Datasets may contain duplicate records that often must be removed before data mining can begin. For example, the same individual may appear multiple times in a dataset with different addresses. The Distinct node finds or removes duplicate records in a dataset. The Distinct node, located in the Record Ops palette, checks for duplicate records and identifies the cases that appear more than once in a file so they can be reviewed and/or removed.
A duplicate case is defined by having identical data values on one or more fields that are specified. Any number or combination of fields may be used to specify a duplicate:
- Place a Distinct node from the Record Ops palette onto the canvas.
- Connect the Sort node to the Distinct node.
- Edit the Distinct node.
The Distinct node can be a bit tricky to use; this is why we will run this node a couple of times, and hopefully in this way its options will become well-defined. The Mode option controls how the Distinct node is used. To remove duplicates in a dataset, the Mode should be set to Include only the first record in each group; in this way, the first time a record is identified it will pass, however subsequent encounters will be removed. To identify duplicates, set the mode to Discard only the first record in each group; this option removes the record the first time it is identified, however subsequent encounters will be kept, and in this way the duplicates will be identified. The Create a composite record for each group option provides a way to aggregate non-numeric fields which you can specify on the Composite tab to create composite records.
In this example, we will use the Distinct node to identify all the duplicate cases in a data file. The fields that provide the basis for identification of duplicates are selected in the Key fields for grouping box.
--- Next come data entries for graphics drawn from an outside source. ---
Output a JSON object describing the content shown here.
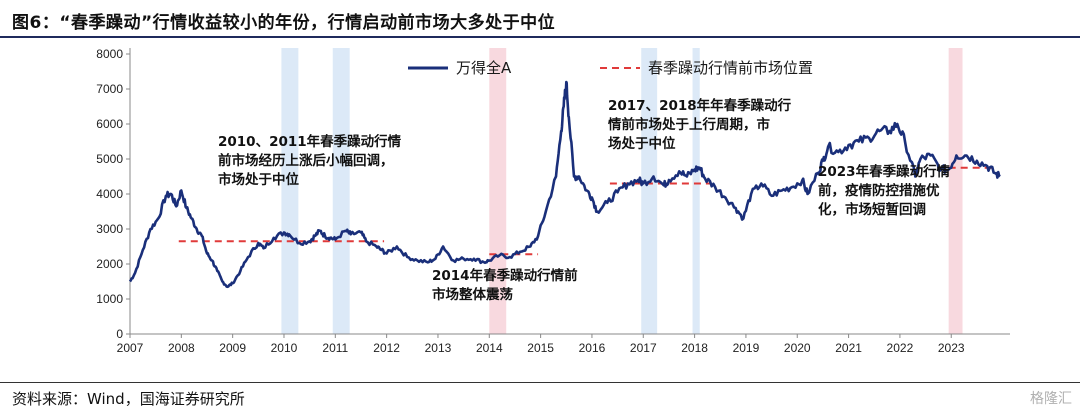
{
  "title": "图6：“春季躁动”行情收益较小的年份，行情启动前市场大多处于中位",
  "source": "资料来源：Wind，国海证券研究所",
  "watermark": "格隆汇",
  "colors": {
    "line": "#1a2f7a",
    "dashed": "#e03a3a",
    "band_blue": "#dce9f7",
    "band_pink": "#f8d9df"
  },
  "chart_data": {
    "type": "line",
    "title": "",
    "xlabel": "",
    "ylabel": "",
    "ylim": [
      0,
      8000
    ],
    "xlim": [
      2007,
      2023.95
    ],
    "y_ticks": [
      "0",
      "1000",
      "2000",
      "3000",
      "4000",
      "5000",
      "6000",
      "7000",
      "8000"
    ],
    "x_ticks": [
      "2007",
      "2008",
      "2009",
      "2010",
      "2011",
      "2012",
      "2013",
      "2014",
      "2015",
      "2016",
      "2017",
      "2018",
      "2019",
      "2020",
      "2021",
      "2022",
      "2023"
    ],
    "legend": {
      "placement": "top",
      "items": [
        "万得全A",
        "春季躁动行情前市场位置"
      ]
    },
    "series": [
      {
        "name": "万得全A",
        "x": [
          2007.0,
          2007.1,
          2007.25,
          2007.4,
          2007.55,
          2007.7,
          2007.8,
          2007.9,
          2008.0,
          2008.1,
          2008.2,
          2008.3,
          2008.4,
          2008.5,
          2008.6,
          2008.7,
          2008.8,
          2008.9,
          2009.0,
          2009.15,
          2009.3,
          2009.5,
          2009.6,
          2009.8,
          2010.0,
          2010.1,
          2010.3,
          2010.5,
          2010.6,
          2010.7,
          2010.8,
          2010.9,
          2011.0,
          2011.2,
          2011.3,
          2011.5,
          2011.6,
          2011.8,
          2011.9,
          2012.0,
          2012.2,
          2012.4,
          2012.6,
          2012.8,
          2012.95,
          2013.1,
          2013.3,
          2013.5,
          2013.7,
          2013.9,
          2014.0,
          2014.2,
          2014.4,
          2014.6,
          2014.8,
          2014.95,
          2015.1,
          2015.3,
          2015.4,
          2015.45,
          2015.5,
          2015.55,
          2015.65,
          2015.75,
          2015.9,
          2016.0,
          2016.1,
          2016.3,
          2016.5,
          2016.7,
          2016.9,
          2017.0,
          2017.2,
          2017.4,
          2017.5,
          2017.7,
          2017.85,
          2018.0,
          2018.1,
          2018.2,
          2018.4,
          2018.6,
          2018.8,
          2018.95,
          2019.1,
          2019.3,
          2019.5,
          2019.7,
          2019.9,
          2020.1,
          2020.2,
          2020.4,
          2020.5,
          2020.6,
          2020.8,
          2021.0,
          2021.2,
          2021.4,
          2021.6,
          2021.8,
          2021.95,
          2022.1,
          2022.3,
          2022.4,
          2022.6,
          2022.8,
          2022.95,
          2023.1,
          2023.3,
          2023.5,
          2023.7,
          2023.85,
          2023.95
        ],
        "values": [
          1500,
          1750,
          2400,
          3000,
          3300,
          3950,
          4000,
          3650,
          4100,
          3600,
          3300,
          3000,
          2800,
          2300,
          2100,
          1800,
          1500,
          1350,
          1450,
          1800,
          2200,
          2600,
          2450,
          2750,
          2900,
          2850,
          2600,
          2650,
          2800,
          2950,
          2800,
          2750,
          2700,
          2950,
          2850,
          2900,
          2650,
          2500,
          2400,
          2300,
          2500,
          2200,
          2100,
          2050,
          2150,
          2500,
          2100,
          2150,
          2150,
          2050,
          2100,
          2250,
          2200,
          2350,
          2500,
          2800,
          3500,
          4500,
          5800,
          6500,
          7200,
          6200,
          4500,
          4500,
          4100,
          3900,
          3500,
          3750,
          4050,
          4300,
          4400,
          4300,
          4500,
          4250,
          4400,
          4650,
          4500,
          4700,
          4750,
          4450,
          4200,
          3900,
          3600,
          3300,
          4000,
          4300,
          3950,
          4100,
          4200,
          4400,
          4000,
          4600,
          4950,
          5350,
          5200,
          5400,
          5500,
          5600,
          5800,
          5800,
          6000,
          5500,
          4500,
          5000,
          5100,
          4700,
          4700,
          5100,
          5100,
          4950,
          4800,
          4600,
          4500
        ]
      }
    ],
    "reference_lines": [
      {
        "x": [
          2007.95,
          2011.95
        ],
        "y": 2650
      },
      {
        "x": [
          2014.0,
          2014.95
        ],
        "y": 2280
      },
      {
        "x": [
          2016.35,
          2018.3
        ],
        "y": 4300
      },
      {
        "x": [
          2022.95,
          2023.85
        ],
        "y": 4750
      }
    ],
    "bands": [
      {
        "from": 2009.95,
        "to": 2010.28,
        "color": "blue"
      },
      {
        "from": 2010.95,
        "to": 2011.28,
        "color": "blue"
      },
      {
        "from": 2014.0,
        "to": 2014.33,
        "color": "pink"
      },
      {
        "from": 2016.96,
        "to": 2017.27,
        "color": "blue"
      },
      {
        "from": 2017.96,
        "to": 2018.1,
        "color": "blue"
      },
      {
        "from": 2022.95,
        "to": 2023.22,
        "color": "pink"
      }
    ],
    "annotations": [
      {
        "lines": [
          "2010、2011年春季躁动行情",
          "前市场经历上涨后小幅回调，",
          "市场处于中位"
        ]
      },
      {
        "lines": [
          "2014年春季躁动行情前",
          "市场整体震荡"
        ]
      },
      {
        "lines": [
          "2017、2018年年春季躁动行",
          "情前市场处于上行周期，市",
          "场处于中位"
        ]
      },
      {
        "lines": [
          "2023年春季躁动行情",
          "前，疫情防控措施优",
          "化，市场短暂回调"
        ]
      }
    ]
  }
}
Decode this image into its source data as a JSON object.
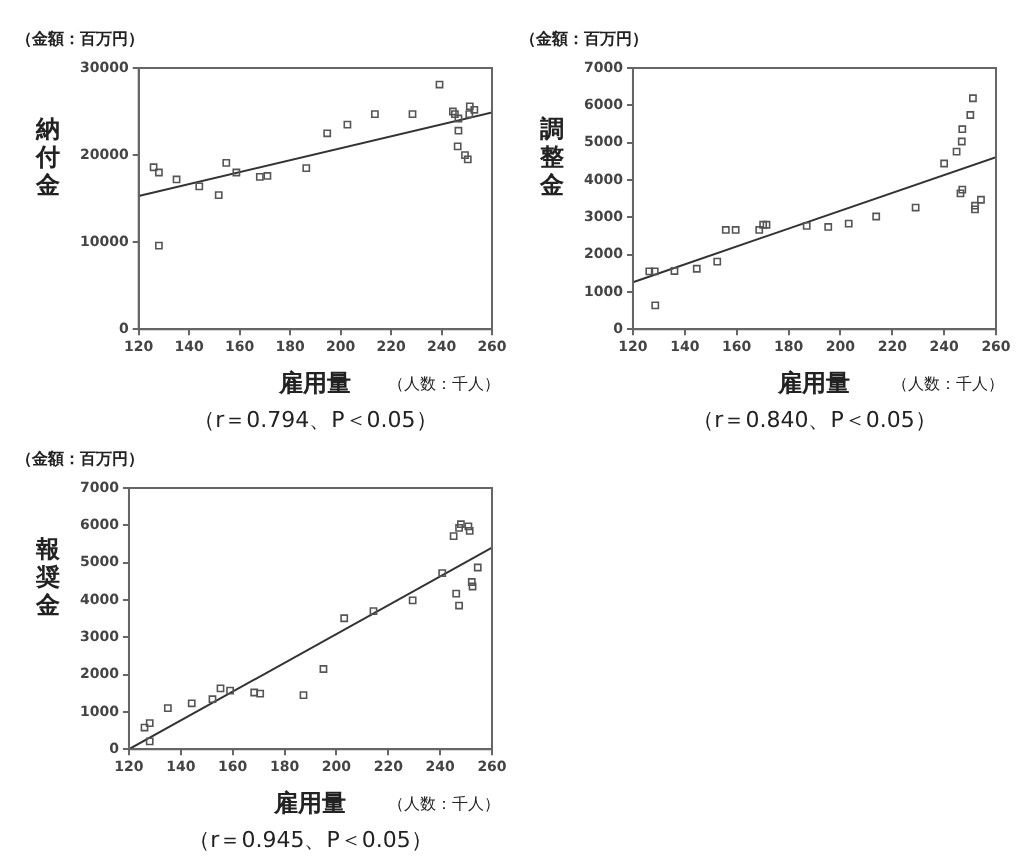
{
  "chart_data": [
    {
      "type": "scatter",
      "ylabel": "納付金",
      "xlabel": "雇用量",
      "annotations": [
        "（金額：百万円）",
        "（人数：千人）",
        "（r＝0.794、P＜0.05）"
      ],
      "xlim": [
        120,
        260
      ],
      "xticks": [
        120,
        140,
        160,
        180,
        200,
        220,
        240,
        260
      ],
      "ylim": [
        0,
        30000
      ],
      "yticks": [
        0,
        10000,
        20000,
        30000
      ],
      "grid": false,
      "marker": "square",
      "series": [
        {
          "color": "#555555",
          "x": [
            125.9,
            128,
            128,
            135,
            144,
            151.7,
            154.7,
            158.7,
            168,
            171,
            186.4,
            194.7,
            202.7,
            213.6,
            228.5,
            239.2,
            244.5,
            245.3,
            246.7,
            246.7,
            246.4,
            249.3,
            250.4,
            251.2,
            253,
            251
          ],
          "values": [
            18600,
            18000,
            9600,
            17200,
            16400,
            15400,
            19100,
            18000,
            17500,
            17600,
            18500,
            22500,
            23500,
            24700,
            24700,
            28100,
            25000,
            24700,
            24200,
            22800,
            21000,
            20000,
            19500,
            25600,
            25200,
            24700
          ]
        },
        {
          "type": "line",
          "marker": "none",
          "color": "#333333",
          "x": [
            120,
            260
          ],
          "values": [
            15300,
            24900
          ]
        }
      ]
    },
    {
      "type": "scatter",
      "ylabel": "調整金",
      "xlabel": "雇用量",
      "annotations": [
        "（金額：百万円）",
        "（人数：千人）",
        "（r＝0.840、P＜0.05）"
      ],
      "xlim": [
        120,
        260
      ],
      "xticks": [
        120,
        140,
        160,
        180,
        200,
        220,
        240,
        260
      ],
      "ylim": [
        0,
        7000
      ],
      "yticks": [
        0,
        1000,
        2000,
        3000,
        4000,
        5000,
        6000,
        7000
      ],
      "grid": false,
      "marker": "square",
      "series": [
        {
          "color": "#555555",
          "x": [
            126.3,
            128.4,
            128.6,
            136,
            144.6,
            152.5,
            155.8,
            159.6,
            168.7,
            170.2,
            171.5,
            187,
            195.3,
            203.2,
            213.8,
            229,
            240,
            244.8,
            246.8,
            247,
            250.1,
            251.1,
            246.3,
            247,
            251.9,
            251.9,
            254.2
          ],
          "values": [
            1550,
            1550,
            640,
            1560,
            1620,
            1810,
            2660,
            2660,
            2660,
            2800,
            2800,
            2770,
            2740,
            2830,
            3020,
            3260,
            4440,
            4760,
            5030,
            5360,
            5740,
            6190,
            3640,
            3740,
            3210,
            3310,
            3470
          ]
        },
        {
          "type": "line",
          "marker": "none",
          "color": "#333333",
          "x": [
            120,
            260
          ],
          "values": [
            1260,
            4610
          ]
        }
      ]
    },
    {
      "type": "scatter",
      "ylabel": "報奨金",
      "xlabel": "雇用量",
      "annotations": [
        "（金額：百万円）",
        "（人数：千人）",
        "（r＝0.945、P＜0.05）"
      ],
      "xlim": [
        120,
        260
      ],
      "xticks": [
        120,
        140,
        160,
        180,
        200,
        220,
        240,
        260
      ],
      "ylim": [
        0,
        7000
      ],
      "yticks": [
        0,
        1000,
        2000,
        3000,
        4000,
        5000,
        6000,
        7000
      ],
      "grid": false,
      "marker": "square",
      "series": [
        {
          "color": "#555555",
          "x": [
            126,
            128,
            128,
            135,
            144.2,
            152.2,
            155.3,
            159,
            168.3,
            170.6,
            187.3,
            195,
            203,
            214.3,
            229.4,
            240.8,
            245.2,
            247.3,
            248,
            250.9,
            251.4,
            246.2,
            247.3,
            252.2,
            252.5,
            254.5
          ],
          "values": [
            580,
            700,
            210,
            1100,
            1230,
            1340,
            1630,
            1570,
            1520,
            1490,
            1450,
            2150,
            3510,
            3700,
            3990,
            4720,
            5710,
            5930,
            6030,
            5970,
            5850,
            4170,
            3850,
            4480,
            4360,
            4870
          ]
        },
        {
          "type": "line",
          "marker": "none",
          "color": "#333333",
          "x": [
            120,
            260
          ],
          "values": [
            0,
            5400
          ]
        }
      ]
    }
  ]
}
- Place all the fields in the Key fields for grouping: box (by using all of the fields, we are looking for cases that are exact duplicates in all of the fields).
- Make sure Mode: Discard only the first record in each group is selected:
- Click OK to return to the stream canvas.
- Connect the Distinct node to a Table node.
- Run the Table node:
There is only one case in the data file that is an exact duplicate. We will now remove this case:
- Edit the Distinct node.
- Select Include only the first record in each group for the Mode:
We will now remove the exact duplicate that was found previously in the data file:
- Click OK.
- Run the Table node.
Notice that we have one fewer record in the data file since we have now removed the duplicate case.